Several days passed. Mr. Sugiyama Heisuke, half-remembering the contents of the "Mountain Correspondence" he had skimmed the day before, informed everyone in Tokyo—starting with Mr. Nakajima Chihiro until it reached even Mr. Ibuse’s ears. The literary circle grew deeply concerned that Dazai’s letter might have caused Master Sato some trouble. They all converged to discuss it, settling on "Summon Dazai regardless" before adjourning—later—on an Ogikubo night marking their first meeting in two years at Mr. Ibuse’s residence, where summer grasses grew as thickly as ever in the garden, a conversation taking place over chess on the study’s veranda.

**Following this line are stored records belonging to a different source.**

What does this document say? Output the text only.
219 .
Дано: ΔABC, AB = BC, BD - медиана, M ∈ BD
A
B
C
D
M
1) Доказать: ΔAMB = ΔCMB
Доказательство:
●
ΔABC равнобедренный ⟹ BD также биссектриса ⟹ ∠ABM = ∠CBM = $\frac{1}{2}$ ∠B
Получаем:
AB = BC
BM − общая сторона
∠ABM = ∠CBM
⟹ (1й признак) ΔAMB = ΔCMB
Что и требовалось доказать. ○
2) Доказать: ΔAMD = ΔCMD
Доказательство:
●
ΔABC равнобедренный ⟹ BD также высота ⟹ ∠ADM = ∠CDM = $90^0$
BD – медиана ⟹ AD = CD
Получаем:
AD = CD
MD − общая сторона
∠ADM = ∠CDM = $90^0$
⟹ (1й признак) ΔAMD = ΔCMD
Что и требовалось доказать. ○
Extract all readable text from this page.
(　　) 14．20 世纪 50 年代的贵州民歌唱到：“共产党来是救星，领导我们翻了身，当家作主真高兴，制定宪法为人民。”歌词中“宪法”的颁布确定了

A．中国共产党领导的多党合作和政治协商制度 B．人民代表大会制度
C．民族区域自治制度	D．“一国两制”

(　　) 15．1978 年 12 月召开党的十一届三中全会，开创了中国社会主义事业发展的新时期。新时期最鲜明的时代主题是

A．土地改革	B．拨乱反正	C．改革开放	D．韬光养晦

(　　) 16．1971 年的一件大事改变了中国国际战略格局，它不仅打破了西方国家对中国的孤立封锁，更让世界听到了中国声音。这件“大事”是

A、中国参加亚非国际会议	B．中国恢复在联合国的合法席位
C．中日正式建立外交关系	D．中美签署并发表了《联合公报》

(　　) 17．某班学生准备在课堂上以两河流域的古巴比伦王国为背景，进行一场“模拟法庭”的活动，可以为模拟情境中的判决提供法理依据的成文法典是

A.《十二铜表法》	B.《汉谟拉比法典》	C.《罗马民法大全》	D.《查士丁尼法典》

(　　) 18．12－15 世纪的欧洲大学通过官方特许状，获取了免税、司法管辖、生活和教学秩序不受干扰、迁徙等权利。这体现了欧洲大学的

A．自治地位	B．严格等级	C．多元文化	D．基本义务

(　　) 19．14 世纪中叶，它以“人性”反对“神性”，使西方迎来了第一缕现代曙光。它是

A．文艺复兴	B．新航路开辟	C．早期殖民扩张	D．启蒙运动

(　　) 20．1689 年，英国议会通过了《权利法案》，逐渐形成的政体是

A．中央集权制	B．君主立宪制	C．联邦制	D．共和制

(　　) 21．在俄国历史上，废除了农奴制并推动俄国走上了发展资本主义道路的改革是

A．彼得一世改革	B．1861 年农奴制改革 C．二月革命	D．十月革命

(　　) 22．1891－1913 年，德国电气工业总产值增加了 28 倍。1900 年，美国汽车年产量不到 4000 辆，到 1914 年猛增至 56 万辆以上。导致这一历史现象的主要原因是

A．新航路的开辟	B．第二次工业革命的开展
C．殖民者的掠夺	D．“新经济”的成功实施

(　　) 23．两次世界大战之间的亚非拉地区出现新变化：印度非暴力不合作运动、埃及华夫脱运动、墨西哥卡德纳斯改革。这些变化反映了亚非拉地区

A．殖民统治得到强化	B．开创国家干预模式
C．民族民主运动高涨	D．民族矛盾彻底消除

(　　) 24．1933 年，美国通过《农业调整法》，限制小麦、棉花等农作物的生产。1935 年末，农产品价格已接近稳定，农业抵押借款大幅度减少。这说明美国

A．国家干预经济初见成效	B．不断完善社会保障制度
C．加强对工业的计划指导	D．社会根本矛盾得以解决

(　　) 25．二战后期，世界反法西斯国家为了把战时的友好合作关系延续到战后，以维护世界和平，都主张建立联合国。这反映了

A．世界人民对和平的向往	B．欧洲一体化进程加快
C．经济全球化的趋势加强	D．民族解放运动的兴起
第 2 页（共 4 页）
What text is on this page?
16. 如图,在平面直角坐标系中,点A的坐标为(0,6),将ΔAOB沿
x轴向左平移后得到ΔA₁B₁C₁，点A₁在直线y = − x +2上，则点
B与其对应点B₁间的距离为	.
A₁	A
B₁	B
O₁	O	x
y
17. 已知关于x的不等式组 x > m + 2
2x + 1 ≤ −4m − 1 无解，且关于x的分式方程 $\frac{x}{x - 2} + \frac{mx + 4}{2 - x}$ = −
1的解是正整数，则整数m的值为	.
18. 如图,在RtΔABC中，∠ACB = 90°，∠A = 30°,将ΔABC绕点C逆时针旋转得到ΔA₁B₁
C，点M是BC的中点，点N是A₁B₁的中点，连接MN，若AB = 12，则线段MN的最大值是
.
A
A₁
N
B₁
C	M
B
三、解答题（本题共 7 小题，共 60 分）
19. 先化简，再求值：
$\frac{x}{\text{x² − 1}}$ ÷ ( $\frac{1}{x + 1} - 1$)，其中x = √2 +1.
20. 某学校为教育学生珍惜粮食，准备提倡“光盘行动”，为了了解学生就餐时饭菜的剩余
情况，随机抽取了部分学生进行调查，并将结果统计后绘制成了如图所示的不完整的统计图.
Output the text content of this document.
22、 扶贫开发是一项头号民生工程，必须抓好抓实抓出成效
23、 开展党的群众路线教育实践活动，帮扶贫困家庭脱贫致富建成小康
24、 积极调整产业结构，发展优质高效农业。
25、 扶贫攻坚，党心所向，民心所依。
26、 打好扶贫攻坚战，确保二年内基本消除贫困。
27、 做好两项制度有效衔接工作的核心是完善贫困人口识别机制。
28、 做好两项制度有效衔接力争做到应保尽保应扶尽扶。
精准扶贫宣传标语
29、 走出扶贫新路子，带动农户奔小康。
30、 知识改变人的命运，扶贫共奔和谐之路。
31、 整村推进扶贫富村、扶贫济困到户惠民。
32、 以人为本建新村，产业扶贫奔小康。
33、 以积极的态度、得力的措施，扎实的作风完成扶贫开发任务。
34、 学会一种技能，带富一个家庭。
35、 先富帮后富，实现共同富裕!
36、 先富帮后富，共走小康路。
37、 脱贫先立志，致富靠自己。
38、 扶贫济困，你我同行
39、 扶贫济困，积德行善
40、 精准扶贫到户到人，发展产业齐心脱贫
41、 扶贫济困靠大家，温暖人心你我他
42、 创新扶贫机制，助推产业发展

"If by any chance this has inconvenienced Master Sato... you know, I—" "Well, that—" "Still, Master Sato—even if someone tried tarnishing his reputation, there'd be no way to manage it." As for Mountain Correspondence—it sought to express my frenzied state and ordinary people's reverence for convention; there existed no other purpose. Regarding Master Sato's affection—no matter what might occur—I didn't doubt it. "The Chugai Koron novel and all the rest—" "Yeah, well—" "Even if everyone stays silent—it's still properly Master Sato's influence at work."

“That’s right, that’s right.” “Try as I might to forget, I can’t—” “Yeah, yeah—”

The conversation gradually became solely about chess.